Hace casi 40 años, en una visita turística a José Ignacio, me dirigí hacia un paraje en el extremo de la península que en visitas anteriores ya había llamado mi atención. En efecto, existían allí unas enormes rocas que no emergían de la tierra sino que estaban apoyadas en ella, como gigantescos cantos rodados de tal tamaño que no parecían susceptibles de ser movidos por el mar. También había restos de una cruz de madera que los vecinos atribuían a la tumba de José Ignacio.
En ese momento, una inmobiliaria (probablemente la primera) se había instalado en José Ignacio y entre sus numerosos terrenos en venta estaba incluida una porción del paisaje extrañísimo que a mí me había cautivado. Para entusiasmarme aún más, en el terreno se encontraban dos lobos marinos, ya que según me dijeron, estos animales solían reposar frecuentemente en ese paraje. ¡Qué bueno tener una casa aquí con lobos marinos en el jardín en lugar de perros!.
Era un paraje único: la punta de la punta de la península – Padrón 1 – Lote 1 – Manzana 1. Maravillosas vistas a los cuatro vientos y donde comenzó el parcelamiento. Además, las enormes rocas que obviamente conservaría, parecían esculturas de Isamu Noguchi, emplazadas con acertado paisajismo.
No me importó el precio (muy alto para la época, ínfimo hoy en día) y lo compré inmediatamente. Hice los planos para poder construir una casa allí con la tecnología más elemental. No quedaba otro remedio que recurrir a ésta en José Ignacio, ya que las empresas constructoras serias veían demasiado inconveniente ir a trabajar en este pueblo cuando el puente todavía estaba incompleto y obreros y materiales que vinieran desde Maldonado tenían que hacerlo desde San Carlos.
Sin embargo, con esta simpática “troupe” de 18 años de edad promedio pude realizar la casa, enseñándoles a varios como doblar hierros o ensamblar piedras, ya que no tenían experiencia. De los autores de la construcción, nunca fijé sus verdaderos nombres, solo recuerdo sus adorables apodos: Grasa, Mauri, Topo, Boli, Pelado, Manopla… Casi todos se mantuvieron en la zona, y si bien algunos ya fallecieron, otros configuran hoy prósperos emprendedores locales.
Los materiales usados fueron piedra de las canteras locales y palos tratados químicamente. No utilicé las maderas tradicionales de buena calidad por considerarlas un recurso de lenta renovación. Un árbol de madera dura crece en 50 años, lo mismo que un eucaliptus en 5 años. Nunca me imaginé que el largo y económico cerco de troncos tratados de mi casa se convertiría, luego, en la tipología de cerco mas difundido en Punta del Este.
El suministro de agua corriente no estaba aún establecido, por lo cual diseñé un techo enderezado a recolectar el agua de lluvia. De cualquier manera prácticamente no tuvimos que usarlo, ya que al poco tiempo el confiable servicio de aguatero de Techera y su fiel caballo Matungo fue reemplazado por el servicio oficial de aguas corrientes.
En esos tiempos, el punto de mayor atracción turística que constituían las rocas y los restos de la tumba de José Ignacio competían con la imponente silueta del carguero Renner que había encallado en la arena y se mantenía sorprendentemente erguido en medio de la playa más popular de la zona.

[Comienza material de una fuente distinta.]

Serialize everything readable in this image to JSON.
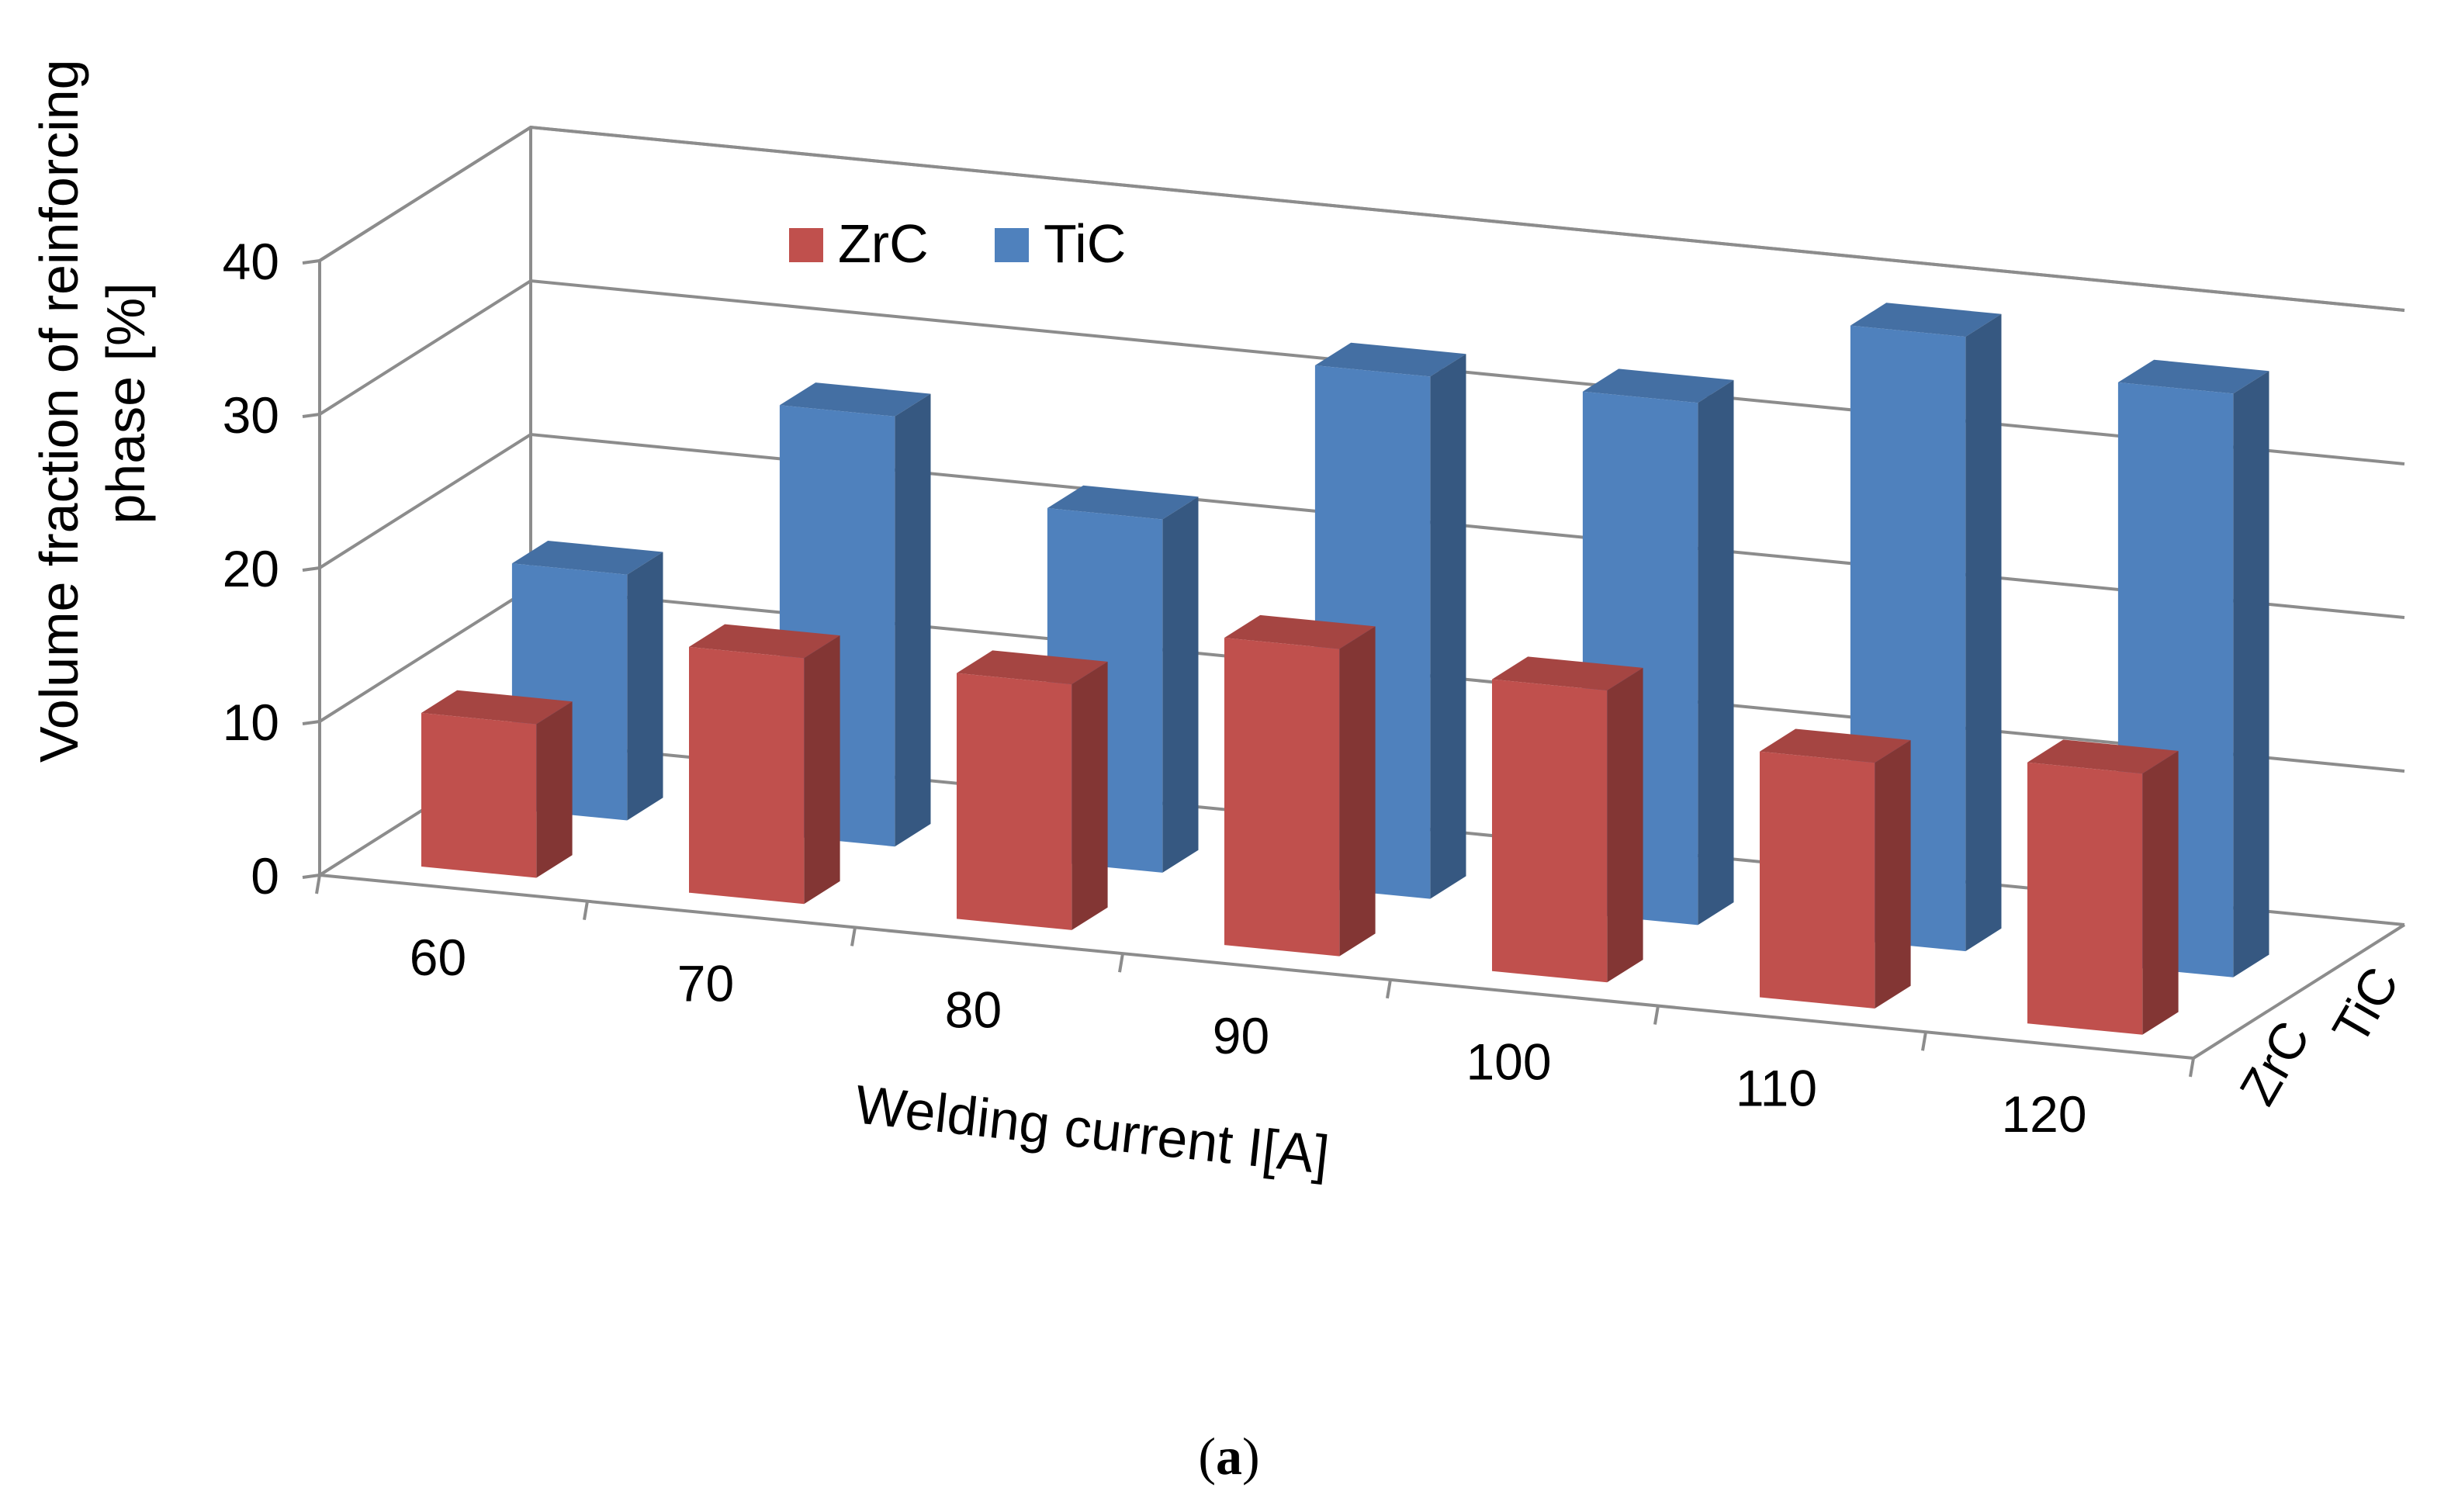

Delante de él se fotografiaron dos veraneantes habituales, hijos del ex-presidente Bordaberry, hoy brillantes abogados y políticos de nivel internacional.

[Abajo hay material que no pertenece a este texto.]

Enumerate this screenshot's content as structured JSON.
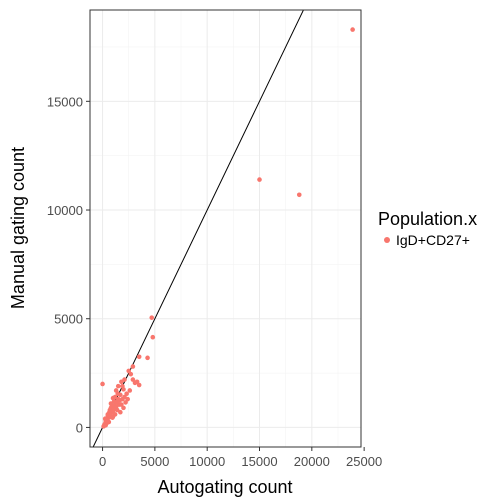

Sin el puente terminado, al comienzo no era fácil el acceso a José Ignacio. Toda la comunicación era a través de San Carlos. Afortunadamente el padre de “Nuble”, personaje emblemático de la zona, contaba con dos buses que realizaban una eficiente labor de transporte de personas, medicamentos, mercadería, encomienda, etc. entre dicho centro urbano y José Ignacio.

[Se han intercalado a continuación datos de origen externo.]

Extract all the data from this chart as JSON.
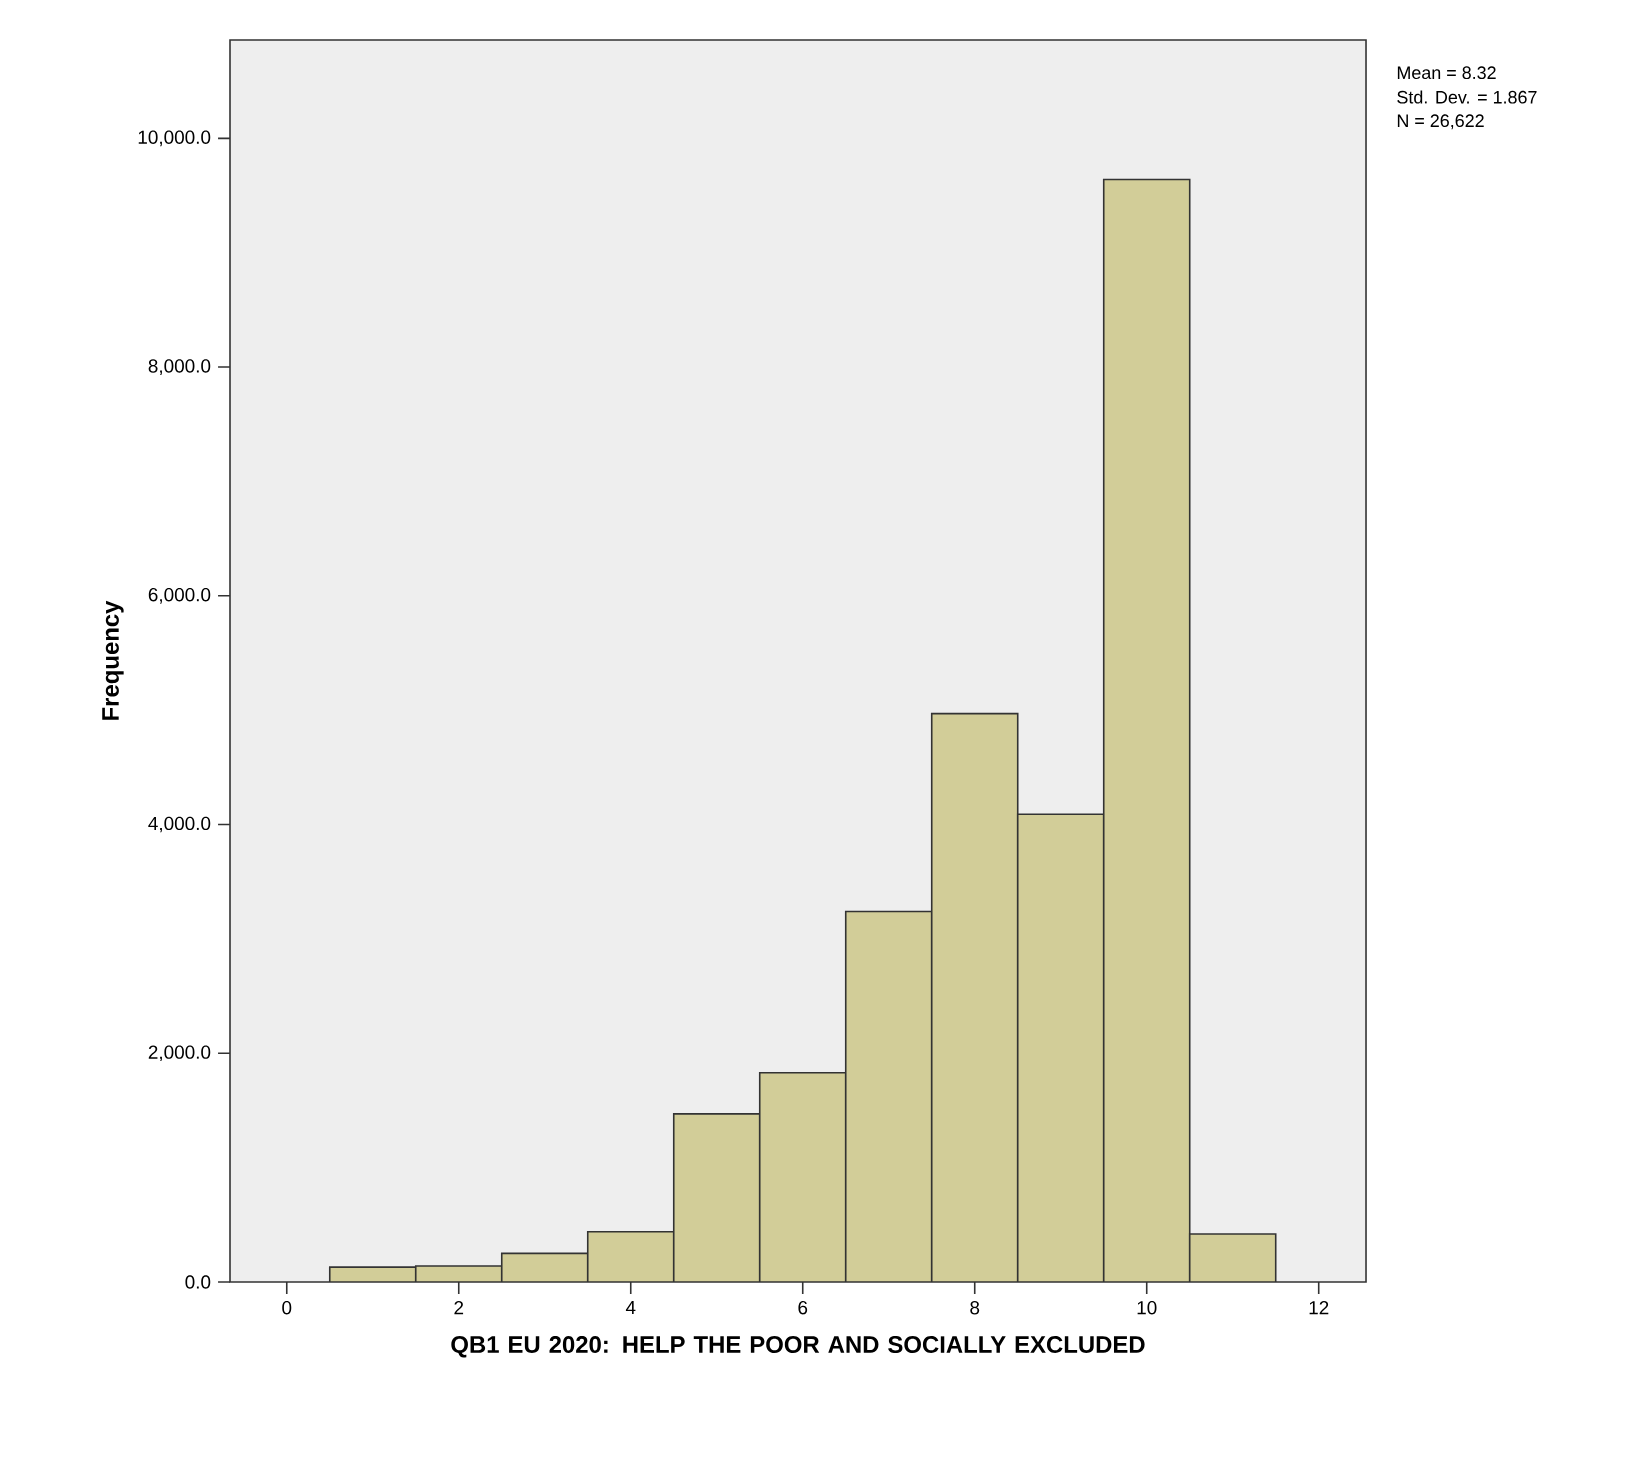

Nuestra casa de José Ignacio, modesta a pesar de su tamaño, recibió a muchísimos amigos durante su larga existencia. Aunque su construcción fue extraordinariamente low-tech creo que tuvo una fuerte pero sutil influencia en la apariencia de las construcciones posteriores.
En efecto, no aparecieron más los colores cálidos, las tejas, las rocas coloradas y marrones. Por el contrario, apareció por doquier la piedra gris, los pisos de pedregullo, los cercos y balcones de troncos tratados que no constituían la apariencia habitual de las construcciones turísticas anteriores en la zona.
Por otro lado, es posible que la repercusión que tuvo la casa en este extraordinario paraje turístico animara, probablemente, a muchos argentinos a aventurarse a construir el maravilloso José Ignacio actual, que continúa brindándonos belleza y confraternidad.
Texto y fotos: arq. Carlos Libedinsky.